The model did not outperform the strategic benchmark. The LLM-based tactical allocation returned −1.60% in Swiss-franc terms, compared with −0.35% for the equally weighted benchmark, resulting in an underperformance of 1.25 percentage points. Its realised Sharpe ratio was −0.50 versus −0.01 for the benchmark; marginally lower volatility of 17.53% versus 18.44% did not compensate. The shortfall was mainly an allocation result, particularly a persistent underweight in Europe, rather than a currency or cash effect. The model’s weekly weights were systematically aligned with backward-looking performance figures supplied in the prompt, consistent with an anchoring-like output pattern.

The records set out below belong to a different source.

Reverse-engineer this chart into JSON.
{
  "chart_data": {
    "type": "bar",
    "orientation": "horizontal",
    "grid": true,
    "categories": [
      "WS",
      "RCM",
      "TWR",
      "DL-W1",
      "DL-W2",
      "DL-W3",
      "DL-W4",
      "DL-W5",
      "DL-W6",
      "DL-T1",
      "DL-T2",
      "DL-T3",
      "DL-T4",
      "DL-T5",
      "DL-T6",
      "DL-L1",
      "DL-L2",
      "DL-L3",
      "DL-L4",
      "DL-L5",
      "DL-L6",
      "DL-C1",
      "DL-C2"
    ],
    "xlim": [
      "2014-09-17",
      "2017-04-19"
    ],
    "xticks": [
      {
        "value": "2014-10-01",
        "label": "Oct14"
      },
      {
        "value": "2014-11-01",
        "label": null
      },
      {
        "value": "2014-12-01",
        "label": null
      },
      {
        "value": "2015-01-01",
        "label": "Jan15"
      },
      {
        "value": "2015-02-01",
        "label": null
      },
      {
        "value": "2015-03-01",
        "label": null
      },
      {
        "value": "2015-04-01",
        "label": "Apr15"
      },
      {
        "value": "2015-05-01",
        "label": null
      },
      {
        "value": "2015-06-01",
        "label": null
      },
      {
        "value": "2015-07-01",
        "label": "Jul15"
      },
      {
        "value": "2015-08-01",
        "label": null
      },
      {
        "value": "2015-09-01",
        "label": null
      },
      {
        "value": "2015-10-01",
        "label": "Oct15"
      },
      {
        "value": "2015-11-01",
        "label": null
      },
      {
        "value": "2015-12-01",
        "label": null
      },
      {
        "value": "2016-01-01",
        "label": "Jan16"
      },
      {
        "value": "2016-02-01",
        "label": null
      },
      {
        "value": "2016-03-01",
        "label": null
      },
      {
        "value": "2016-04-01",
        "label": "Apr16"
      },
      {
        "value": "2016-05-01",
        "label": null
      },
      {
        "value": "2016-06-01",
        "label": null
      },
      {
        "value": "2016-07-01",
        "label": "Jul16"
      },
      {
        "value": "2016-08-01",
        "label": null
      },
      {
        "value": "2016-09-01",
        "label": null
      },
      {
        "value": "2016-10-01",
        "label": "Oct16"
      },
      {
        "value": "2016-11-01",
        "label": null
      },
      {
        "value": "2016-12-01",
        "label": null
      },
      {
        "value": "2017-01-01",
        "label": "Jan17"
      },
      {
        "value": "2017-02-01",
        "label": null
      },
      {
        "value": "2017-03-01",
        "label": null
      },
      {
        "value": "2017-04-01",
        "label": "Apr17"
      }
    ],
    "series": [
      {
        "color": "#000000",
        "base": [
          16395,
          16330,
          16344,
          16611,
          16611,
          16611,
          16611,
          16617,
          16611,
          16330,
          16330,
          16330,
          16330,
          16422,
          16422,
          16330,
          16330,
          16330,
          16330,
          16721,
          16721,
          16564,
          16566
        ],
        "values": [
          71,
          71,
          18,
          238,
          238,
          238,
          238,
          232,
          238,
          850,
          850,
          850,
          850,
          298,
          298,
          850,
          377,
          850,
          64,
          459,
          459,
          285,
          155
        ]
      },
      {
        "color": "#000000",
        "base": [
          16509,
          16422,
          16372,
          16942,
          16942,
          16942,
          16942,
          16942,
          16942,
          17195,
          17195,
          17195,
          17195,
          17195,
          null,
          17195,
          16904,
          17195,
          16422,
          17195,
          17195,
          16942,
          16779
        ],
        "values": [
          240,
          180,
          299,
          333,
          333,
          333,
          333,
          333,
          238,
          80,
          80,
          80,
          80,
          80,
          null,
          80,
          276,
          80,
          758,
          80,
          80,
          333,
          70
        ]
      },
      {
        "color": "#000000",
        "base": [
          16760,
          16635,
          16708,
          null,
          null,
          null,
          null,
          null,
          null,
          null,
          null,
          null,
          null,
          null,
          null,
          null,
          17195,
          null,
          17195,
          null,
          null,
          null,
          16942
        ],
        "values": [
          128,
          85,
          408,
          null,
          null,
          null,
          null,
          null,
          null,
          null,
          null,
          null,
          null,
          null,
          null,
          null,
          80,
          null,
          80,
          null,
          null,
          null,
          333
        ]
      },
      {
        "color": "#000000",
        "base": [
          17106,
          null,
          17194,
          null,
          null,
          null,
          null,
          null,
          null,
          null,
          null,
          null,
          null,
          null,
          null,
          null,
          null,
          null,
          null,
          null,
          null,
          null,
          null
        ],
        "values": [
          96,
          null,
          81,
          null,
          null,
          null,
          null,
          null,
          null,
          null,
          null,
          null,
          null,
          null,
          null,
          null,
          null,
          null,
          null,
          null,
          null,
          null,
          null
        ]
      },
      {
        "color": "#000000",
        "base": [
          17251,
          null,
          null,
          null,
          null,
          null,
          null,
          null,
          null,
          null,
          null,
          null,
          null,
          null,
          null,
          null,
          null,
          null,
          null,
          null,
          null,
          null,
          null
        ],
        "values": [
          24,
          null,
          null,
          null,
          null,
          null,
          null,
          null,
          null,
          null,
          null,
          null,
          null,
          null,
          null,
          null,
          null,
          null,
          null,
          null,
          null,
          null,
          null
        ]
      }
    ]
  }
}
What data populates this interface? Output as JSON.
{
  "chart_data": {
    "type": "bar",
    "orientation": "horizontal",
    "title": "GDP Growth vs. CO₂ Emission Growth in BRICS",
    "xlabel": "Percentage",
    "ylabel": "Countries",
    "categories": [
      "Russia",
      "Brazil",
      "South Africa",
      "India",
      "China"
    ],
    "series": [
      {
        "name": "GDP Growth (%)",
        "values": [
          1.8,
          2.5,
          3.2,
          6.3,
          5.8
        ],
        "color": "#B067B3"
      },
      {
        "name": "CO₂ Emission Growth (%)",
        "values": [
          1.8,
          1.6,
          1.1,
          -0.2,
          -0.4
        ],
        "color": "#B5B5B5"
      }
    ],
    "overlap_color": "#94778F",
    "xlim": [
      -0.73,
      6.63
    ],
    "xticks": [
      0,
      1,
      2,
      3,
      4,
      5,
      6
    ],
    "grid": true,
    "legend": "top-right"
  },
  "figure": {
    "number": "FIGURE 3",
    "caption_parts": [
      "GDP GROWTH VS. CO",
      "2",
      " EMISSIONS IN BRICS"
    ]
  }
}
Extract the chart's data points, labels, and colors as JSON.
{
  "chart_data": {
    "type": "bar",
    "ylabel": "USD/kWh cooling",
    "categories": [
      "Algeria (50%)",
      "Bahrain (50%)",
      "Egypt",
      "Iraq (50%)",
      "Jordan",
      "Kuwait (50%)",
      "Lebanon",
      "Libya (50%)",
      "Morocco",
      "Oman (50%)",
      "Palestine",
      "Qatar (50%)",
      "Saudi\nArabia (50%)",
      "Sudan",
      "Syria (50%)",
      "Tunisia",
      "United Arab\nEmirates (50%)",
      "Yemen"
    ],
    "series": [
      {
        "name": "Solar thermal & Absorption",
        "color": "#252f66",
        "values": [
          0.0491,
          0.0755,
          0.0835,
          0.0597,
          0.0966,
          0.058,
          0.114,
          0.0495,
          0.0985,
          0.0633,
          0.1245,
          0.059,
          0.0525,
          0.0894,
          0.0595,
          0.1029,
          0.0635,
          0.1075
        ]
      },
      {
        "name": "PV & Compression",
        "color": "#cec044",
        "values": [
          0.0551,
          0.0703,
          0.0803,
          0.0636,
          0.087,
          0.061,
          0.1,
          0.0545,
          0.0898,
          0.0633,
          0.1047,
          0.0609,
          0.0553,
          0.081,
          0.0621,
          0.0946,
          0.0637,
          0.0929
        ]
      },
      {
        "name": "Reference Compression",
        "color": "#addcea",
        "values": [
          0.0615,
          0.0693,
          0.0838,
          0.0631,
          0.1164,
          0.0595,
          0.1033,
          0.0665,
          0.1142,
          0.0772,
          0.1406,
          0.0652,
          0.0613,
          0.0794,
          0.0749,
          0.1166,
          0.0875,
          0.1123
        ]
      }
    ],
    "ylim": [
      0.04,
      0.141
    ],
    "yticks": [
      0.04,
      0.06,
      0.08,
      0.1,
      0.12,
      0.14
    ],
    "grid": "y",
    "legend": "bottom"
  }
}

Implications for Practitioners

Large language models can help structure investment reasoning and synthesise complex market information, but they should not be used as standalone portfolio allocators.
LLM-generated allocation recommendations require independent quantitative validation before implementation.
Prompt design matters: when supplied mainly with backward-looking performance figures, the model may strongly reflect these inputs in its allocation output.
Regime-break controls are essential, because reliance on backward-looking signals can be particularly problematic during market regime transitions.
Mandate-compliance checks should be enforced outside the model, not left to the model itself.
Verbal plausibility is not the same as allocation quality; coherent investment rationales should still be treated with disciplined scepticism.

Methods

The thesis applies an empirical case-study design based on a CHF 10 million global equity ETF portfolio. Six regional iShares Core ETFs form the investment universe, while an optional CHF money-market sleeve is available only to the tactical strategy. Each week, a zero-shot prompt supplied trailing performance data and market-context information to ChatGPT, which generated regional allocation weights. The tactical portfolio was rebalanced weekly and compared with a 1/N buy-and-hold benchmark over the period from 27 February to 24 April 2026, based on 38 daily CHF return observations. The analysis combines performance and risk metrics with Brinson allocation attribution, Karnosky-Singer currency decomposition, counterfactual cash analysis, a naive-momentum comparator, transaction-cost sensitivity, regime triangulation, and a Spearman rank-correlation test for the Sharpe-anchoring hypothesis.